Since the store was huge, you'd think it would be hard to find the guy, but all they had to do was follow the shouting to the source, and eventually the bodies. Sam checked on all the injure people he found as he ran through the aisles, and confirmed one dead. Two others were bleeding badly, but might make it. He had a bad feeling about the third.
They'd split up, Sam and Jo going one way, while Dean went another, and he sincerely hoped Dean got his message about taking the guy alive. It would be easy to take him out, but they had questions and needed answers. Assuming they could break through whatever had happened to him, he was their best bet right now.
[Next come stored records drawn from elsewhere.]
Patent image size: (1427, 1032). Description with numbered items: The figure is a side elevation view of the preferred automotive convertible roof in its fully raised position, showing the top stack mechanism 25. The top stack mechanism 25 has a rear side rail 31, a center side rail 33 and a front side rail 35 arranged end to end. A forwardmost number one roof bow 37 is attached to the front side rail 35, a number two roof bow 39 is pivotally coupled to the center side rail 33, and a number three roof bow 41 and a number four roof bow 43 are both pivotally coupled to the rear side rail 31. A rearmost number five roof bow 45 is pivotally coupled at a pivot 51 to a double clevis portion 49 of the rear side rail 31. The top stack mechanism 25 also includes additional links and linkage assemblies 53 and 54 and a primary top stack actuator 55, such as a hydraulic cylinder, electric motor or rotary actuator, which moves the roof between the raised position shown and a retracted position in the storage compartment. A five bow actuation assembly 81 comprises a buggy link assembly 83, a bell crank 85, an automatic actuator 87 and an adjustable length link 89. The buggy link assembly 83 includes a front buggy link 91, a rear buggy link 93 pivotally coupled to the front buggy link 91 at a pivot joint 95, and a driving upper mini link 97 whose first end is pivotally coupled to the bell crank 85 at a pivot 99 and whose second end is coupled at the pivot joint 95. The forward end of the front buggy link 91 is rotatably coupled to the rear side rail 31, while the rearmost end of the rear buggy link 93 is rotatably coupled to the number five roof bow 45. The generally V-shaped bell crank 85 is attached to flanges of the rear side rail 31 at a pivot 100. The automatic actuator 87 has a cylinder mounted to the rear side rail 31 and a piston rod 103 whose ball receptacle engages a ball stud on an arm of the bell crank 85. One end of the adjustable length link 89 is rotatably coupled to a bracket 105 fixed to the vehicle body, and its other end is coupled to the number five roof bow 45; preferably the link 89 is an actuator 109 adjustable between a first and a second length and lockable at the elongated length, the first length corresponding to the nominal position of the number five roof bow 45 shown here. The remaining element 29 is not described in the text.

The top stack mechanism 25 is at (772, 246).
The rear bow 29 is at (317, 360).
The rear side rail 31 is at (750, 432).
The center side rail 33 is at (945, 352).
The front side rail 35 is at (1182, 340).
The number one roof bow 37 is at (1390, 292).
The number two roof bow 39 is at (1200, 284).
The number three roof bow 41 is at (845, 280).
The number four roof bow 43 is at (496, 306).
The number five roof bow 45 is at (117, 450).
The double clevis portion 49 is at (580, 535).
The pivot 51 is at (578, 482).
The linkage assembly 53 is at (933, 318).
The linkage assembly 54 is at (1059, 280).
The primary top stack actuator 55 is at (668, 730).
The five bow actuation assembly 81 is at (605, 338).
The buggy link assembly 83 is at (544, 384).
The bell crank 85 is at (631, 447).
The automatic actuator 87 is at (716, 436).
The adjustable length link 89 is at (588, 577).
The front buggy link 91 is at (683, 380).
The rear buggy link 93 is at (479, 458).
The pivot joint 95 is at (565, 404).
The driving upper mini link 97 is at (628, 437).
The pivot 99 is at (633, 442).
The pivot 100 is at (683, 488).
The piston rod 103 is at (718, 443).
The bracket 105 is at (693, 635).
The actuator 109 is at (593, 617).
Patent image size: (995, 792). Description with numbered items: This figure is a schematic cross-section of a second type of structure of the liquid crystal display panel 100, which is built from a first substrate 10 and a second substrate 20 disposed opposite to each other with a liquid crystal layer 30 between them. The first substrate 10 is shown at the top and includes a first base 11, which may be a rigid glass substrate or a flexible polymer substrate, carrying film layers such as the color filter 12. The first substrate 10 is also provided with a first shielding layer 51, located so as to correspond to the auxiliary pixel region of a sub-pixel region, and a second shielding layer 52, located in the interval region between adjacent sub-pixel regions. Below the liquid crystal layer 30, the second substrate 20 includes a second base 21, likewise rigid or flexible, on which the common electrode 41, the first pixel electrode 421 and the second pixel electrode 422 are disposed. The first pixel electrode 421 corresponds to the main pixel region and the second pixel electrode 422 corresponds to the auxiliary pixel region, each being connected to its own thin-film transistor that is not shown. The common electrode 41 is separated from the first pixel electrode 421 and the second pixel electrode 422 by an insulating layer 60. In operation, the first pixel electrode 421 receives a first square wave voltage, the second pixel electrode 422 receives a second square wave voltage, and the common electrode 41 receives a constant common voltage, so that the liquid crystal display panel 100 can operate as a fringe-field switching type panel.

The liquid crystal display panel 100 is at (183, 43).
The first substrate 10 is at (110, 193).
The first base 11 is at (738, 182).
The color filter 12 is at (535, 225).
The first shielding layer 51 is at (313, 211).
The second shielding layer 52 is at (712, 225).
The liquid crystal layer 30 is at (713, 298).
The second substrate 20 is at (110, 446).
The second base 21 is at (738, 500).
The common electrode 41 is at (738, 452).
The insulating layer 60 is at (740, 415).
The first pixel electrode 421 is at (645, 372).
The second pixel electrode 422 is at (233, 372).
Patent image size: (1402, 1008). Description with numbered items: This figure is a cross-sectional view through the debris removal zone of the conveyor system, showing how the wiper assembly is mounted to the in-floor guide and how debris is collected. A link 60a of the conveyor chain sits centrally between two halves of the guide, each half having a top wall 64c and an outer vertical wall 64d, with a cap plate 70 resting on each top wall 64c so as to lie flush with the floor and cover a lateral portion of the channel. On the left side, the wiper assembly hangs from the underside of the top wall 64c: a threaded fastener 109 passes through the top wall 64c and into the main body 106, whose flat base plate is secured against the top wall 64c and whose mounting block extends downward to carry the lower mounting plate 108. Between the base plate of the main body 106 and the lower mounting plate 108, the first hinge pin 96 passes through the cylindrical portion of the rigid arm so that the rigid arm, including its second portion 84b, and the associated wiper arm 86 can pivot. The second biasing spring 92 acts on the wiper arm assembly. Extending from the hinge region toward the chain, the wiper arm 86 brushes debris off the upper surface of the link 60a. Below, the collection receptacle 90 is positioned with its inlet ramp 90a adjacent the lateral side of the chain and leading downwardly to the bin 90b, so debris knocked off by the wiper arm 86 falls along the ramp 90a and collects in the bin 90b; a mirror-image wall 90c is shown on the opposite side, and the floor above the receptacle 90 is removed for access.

The guy was currently at an aisle junction, which was a huge open space. Great for shooting at him, not good for anything else. A couple of people were laying face down, in pools of their own blood. Sam couldn't tell if they were breathing or not. "What do we do?" Jo asked. "Should I shoot him in the leg?"
Sam shook his head, and decided to go for broke. He stood up, and shouted, "There are no zombies! You're shooting people! You need to stop."
The man turned towards him, and his unseeing eyes seemed to settle on him, bloody tears running in thick rivulets down his face. "I won't become you!" he shouted, raising his gun.
In retrospect, there were probably better moves Sam could have made.